If you don't respond to IRS Notice CP 523 within 13 weeks (basically 90 days), the IRS will change the status of your account. For example, if you have an installment agreement for one year and you file a return and owe the following year, the IRS will not give you a separate payment plan for the new balance of the return you owe. For those who don't comply with an IRS payment plan or an “installment” agreement, there are a few options to get back up to date with the IRS and avoid forced collection activity (taxes and levies). If the IRS believes that you are not taking your installment payment seriously; if, after the fact, it discovers that you submitted erroneous information on your application or simply stop paying, you will be considered to have been in default.
To avoid this, contact the IRS or ask a tax professional to reinstate your payment plan as soon as you receive notification of non-compliance with your payment plan from the IRS. If a taxpayer is not in good standing with the IRS within 90 days, they may face forced collection from the IRS. A taxpayer whose installment agreement is overseen by IDRS will receive Notice CP 523, Late Installment Agreement: Notice of Intent to Collect.

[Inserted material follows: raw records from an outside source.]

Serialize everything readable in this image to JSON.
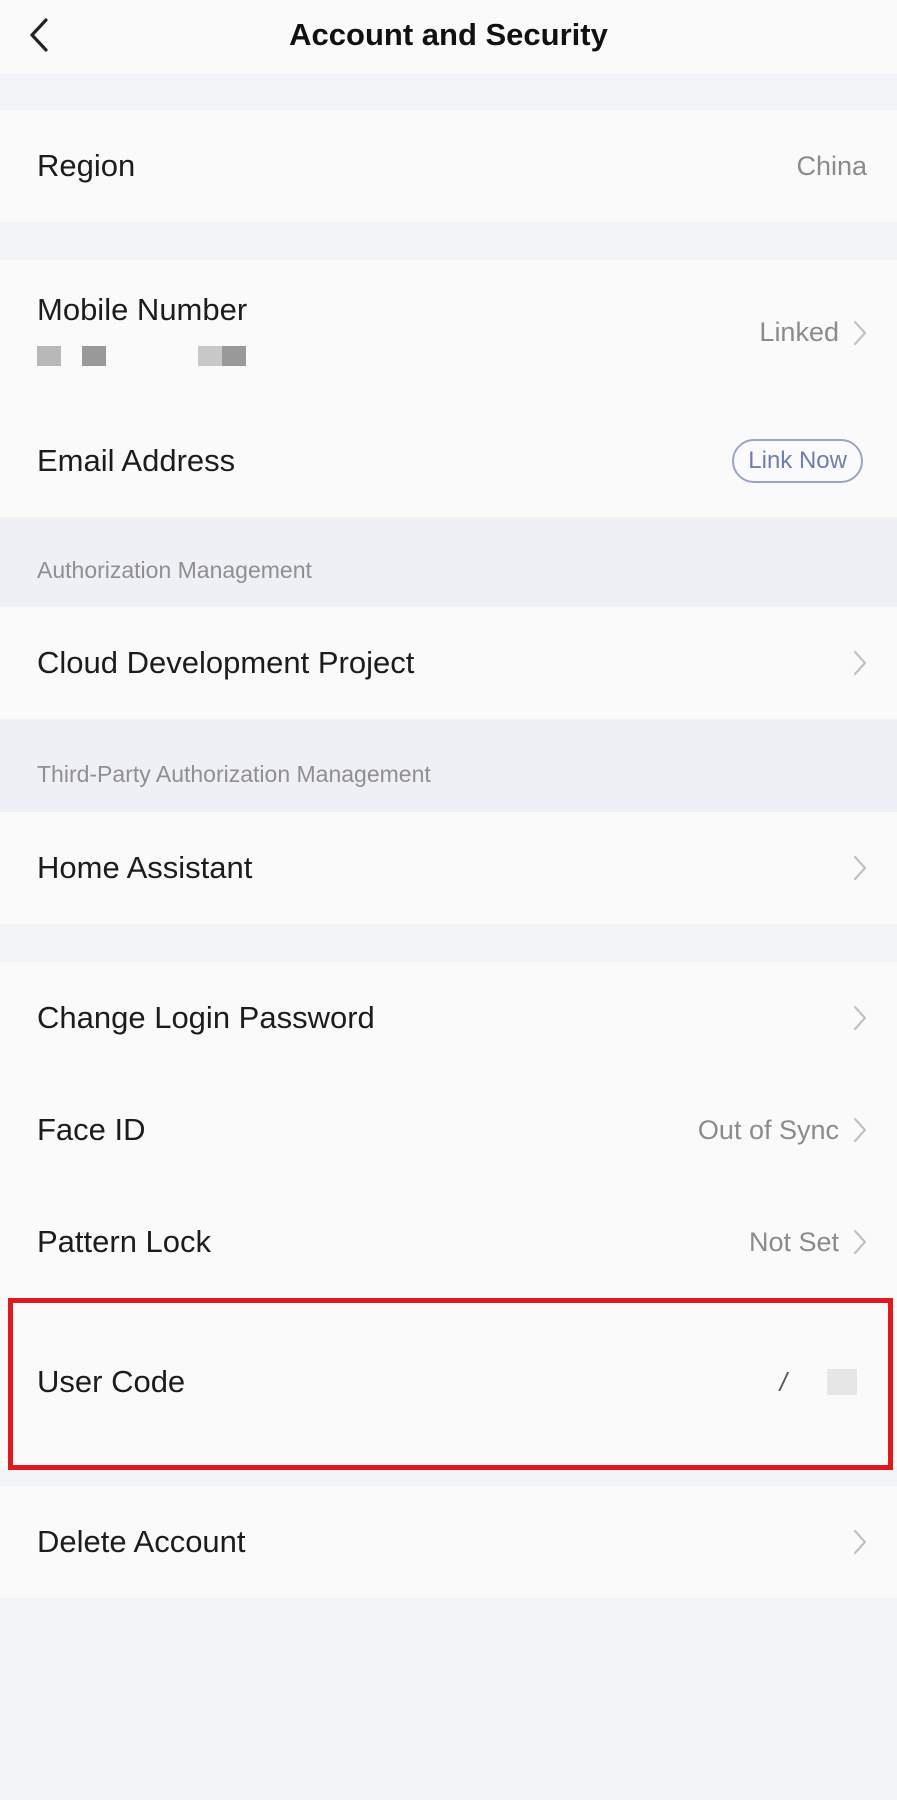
{
  "header": {
    "title": "Account and Security",
    "back_icon": "chevron-left-icon"
  },
  "region": {
    "label": "Region",
    "value": "China"
  },
  "mobile": {
    "label": "Mobile Number",
    "status": "Linked"
  },
  "email": {
    "label": "Email Address",
    "action": "Link Now"
  },
  "authorization": {
    "section_title": "Authorization Management",
    "items": [
      {
        "label": "Cloud Development Project"
      }
    ]
  },
  "third_party": {
    "section_title": "Third-Party Authorization Management",
    "items": [
      {
        "label": "Home Assistant"
      }
    ]
  },
  "security": {
    "change_password": {
      "label": "Change Login Password"
    },
    "face_id": {
      "label": "Face ID",
      "value": "Out of Sync"
    },
    "pattern_lock": {
      "label": "Pattern Lock",
      "value": "Not Set"
    },
    "user_code": {
      "label": "User Code",
      "value": "/"
    }
  },
  "delete_account": {
    "label": "Delete Account"
  },
  "colors": {
    "background": "#f2f3f7",
    "row_background": "#fafafa",
    "highlight": "#e0191e",
    "link_accent": "#6e7fae"
  }
}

If the IRS terminated your payment agreement by mistake or you disagree with the amount owed, contact the IRS at the number at the top of the letter.
If the taxpayer ends up not complying with their installment plan and becomes subject to collection activity, this is probably one of the first places where the IRS will file a tax action. Within the next 30 days after the CP523 notification, you can reinstate the installment agreement to avoid IRS levies. The IRS may propose termination if the taxpayer fails to make an installment payment when due, does not pay another tax liability, does not provide an updated financial statement, provides inaccurate information, and does not pay a modified payment based on the updated information submitted. If the IRS determines that the agreement must be breached, it will issue a letter to the taxpayer notifying them of its determination.
The important thing to remember is that the main condition of your installment agreement is that you make all your payments in the agreed amount on time.